Uma outra nota que partilhou com a audiência está relacionada com o facto de, e para que um determinado comportamento seja realmente considerado de assédio efectivo e punível por lei, “não ser suficiente um acto isolado, autonomizável e identificado no tempo, no modo e no lugar”. Ou seja, “pressupõe-se que haja um carácter reiterado, uma habitualidade – apesar de e evidentemente não estar determinado um número específico de vezes – mas não é suficiente ser um acto de natureza isolada”. Contudo, o sócio da PLMJ Advogados ressalva também que esta situação [de ser um acto isolado] possa ocorrer, alertando porém que “nessas circunstâncias o trabalhador ou trabalhadora que iniciar a denúncia no sentido de se considerar assediado/a, seja do ponto de vista sexual, seja do moral, terá uma dificuldade acrescida na demonstração dessa ocorrência, tendo que fazer um percurso probatório comparativamente a uma comportamento reiterado”.

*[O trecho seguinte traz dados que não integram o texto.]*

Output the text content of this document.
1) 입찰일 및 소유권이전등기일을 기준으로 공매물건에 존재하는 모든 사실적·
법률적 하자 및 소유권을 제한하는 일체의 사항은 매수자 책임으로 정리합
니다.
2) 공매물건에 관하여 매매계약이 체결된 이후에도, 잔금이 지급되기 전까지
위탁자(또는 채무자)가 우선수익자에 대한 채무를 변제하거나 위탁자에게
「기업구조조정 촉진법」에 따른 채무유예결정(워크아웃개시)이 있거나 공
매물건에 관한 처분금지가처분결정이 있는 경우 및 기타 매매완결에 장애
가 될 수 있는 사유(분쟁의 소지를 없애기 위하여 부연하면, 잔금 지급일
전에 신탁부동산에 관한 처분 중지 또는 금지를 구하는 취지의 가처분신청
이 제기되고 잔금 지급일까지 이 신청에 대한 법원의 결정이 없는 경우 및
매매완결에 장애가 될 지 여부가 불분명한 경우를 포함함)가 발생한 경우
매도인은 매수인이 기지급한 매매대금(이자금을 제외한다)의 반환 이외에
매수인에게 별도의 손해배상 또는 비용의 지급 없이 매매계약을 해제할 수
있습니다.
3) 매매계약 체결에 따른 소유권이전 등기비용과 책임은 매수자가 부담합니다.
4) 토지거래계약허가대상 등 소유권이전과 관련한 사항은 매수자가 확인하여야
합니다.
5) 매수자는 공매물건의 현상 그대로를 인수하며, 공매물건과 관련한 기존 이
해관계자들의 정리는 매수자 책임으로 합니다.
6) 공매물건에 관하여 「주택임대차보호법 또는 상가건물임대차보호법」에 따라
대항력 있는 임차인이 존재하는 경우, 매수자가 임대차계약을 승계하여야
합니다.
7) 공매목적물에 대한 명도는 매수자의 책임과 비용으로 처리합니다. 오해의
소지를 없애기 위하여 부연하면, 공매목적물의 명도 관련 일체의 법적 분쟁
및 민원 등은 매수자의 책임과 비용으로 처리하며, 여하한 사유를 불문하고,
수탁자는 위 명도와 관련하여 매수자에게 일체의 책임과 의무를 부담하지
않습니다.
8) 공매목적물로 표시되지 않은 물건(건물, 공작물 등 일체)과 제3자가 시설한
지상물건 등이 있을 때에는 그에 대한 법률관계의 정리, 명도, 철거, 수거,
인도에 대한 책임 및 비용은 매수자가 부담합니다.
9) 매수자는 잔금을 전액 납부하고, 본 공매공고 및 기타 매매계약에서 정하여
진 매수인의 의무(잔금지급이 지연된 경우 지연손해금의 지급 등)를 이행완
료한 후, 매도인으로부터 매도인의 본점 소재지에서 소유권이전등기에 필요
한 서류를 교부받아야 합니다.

Igualmente relevante, afirma o orador, é a circunstância de sobre quem incide o ónus da prova. “Por princípio e salvo a existência de uma presunção, caso ocorra dentro do ano seguinte à denúncia da prática de assédio, quem alega, quem invoca tem de provar, isto é, em termos técnicos, tem o chamado ónus da prova”, acrescenta ainda.
Mas, sublinha também, “foi estabelecida aqui uma excepção, que é a seguinte: quando o assédio laboral se consubstancie em actos discriminatório, o legislador entende que, neste caso concreto, se presume a sua existência e portanto compete ao empregador fazer o trabalho probatório no sentido de demonstrar ou não a dita presunção”. Já ao contrário, e nos casos em que um determinado comportamento assediante não se consubstancie num acto discriminatório, competirá então ao trabalhador fazer esse trabalho probatório”, explicita ainda.
Sumarizando a sua percepção, enquanto advogado, das implicações legais para as empresas da nova lei de combate ao assédio laboral, José Ricardo Gonçalves deixa algumas notas finais:
- A de que a nova legislação veio introduzir um reforço no sentido de prevenir esta prática que, em algumas circunstâncias e como todos sabemos, é de natureza diabólica e produz consequências físicas e morais muito relevantes.
- A de que não há razão para se criar nenhum alarme para as empresas, sendo altura, sim, para se trabalhar no sentido de preparar os códigos de conduta ou de os actualizar, caso já existam, bem como as práticas empresariais já vigentes e, eventualmente, aproveitar para o trabalhar e para o especificar, em face desta alteração e buscando também as regras estabelecidas no acordo-quadro já mencionado, o qual é de referência a nível europeu entre os representantes das associações patronais e dos trabalhadores.
- A de que esta alteração agora consubstanciada na lei que entrou em vigor no dia 1 de Outubro deverá também servir para impulsionar, para alavancar o trabalho empresarial, quer do lado das empresas, quer do lado dos trabalhadores, no sentido de se criarem culturas organizacionais que evitem estes tipos de comportamento, apesar de, e dada a natureza humana, ser manifestamente impossível reduzi-los a zero.
- A de insistir na modelação de uma cultura organizacional que confira a atenção e a ligação às pessoas – seja o empregador, o superior hierárquico ou o chefe de secção – no sentido de perceber, estar atento e estar formado para esse particular cuidado.
- E, por último, a relevância do apoio psicológico e a possibilidade de este poder ser disponibilizado.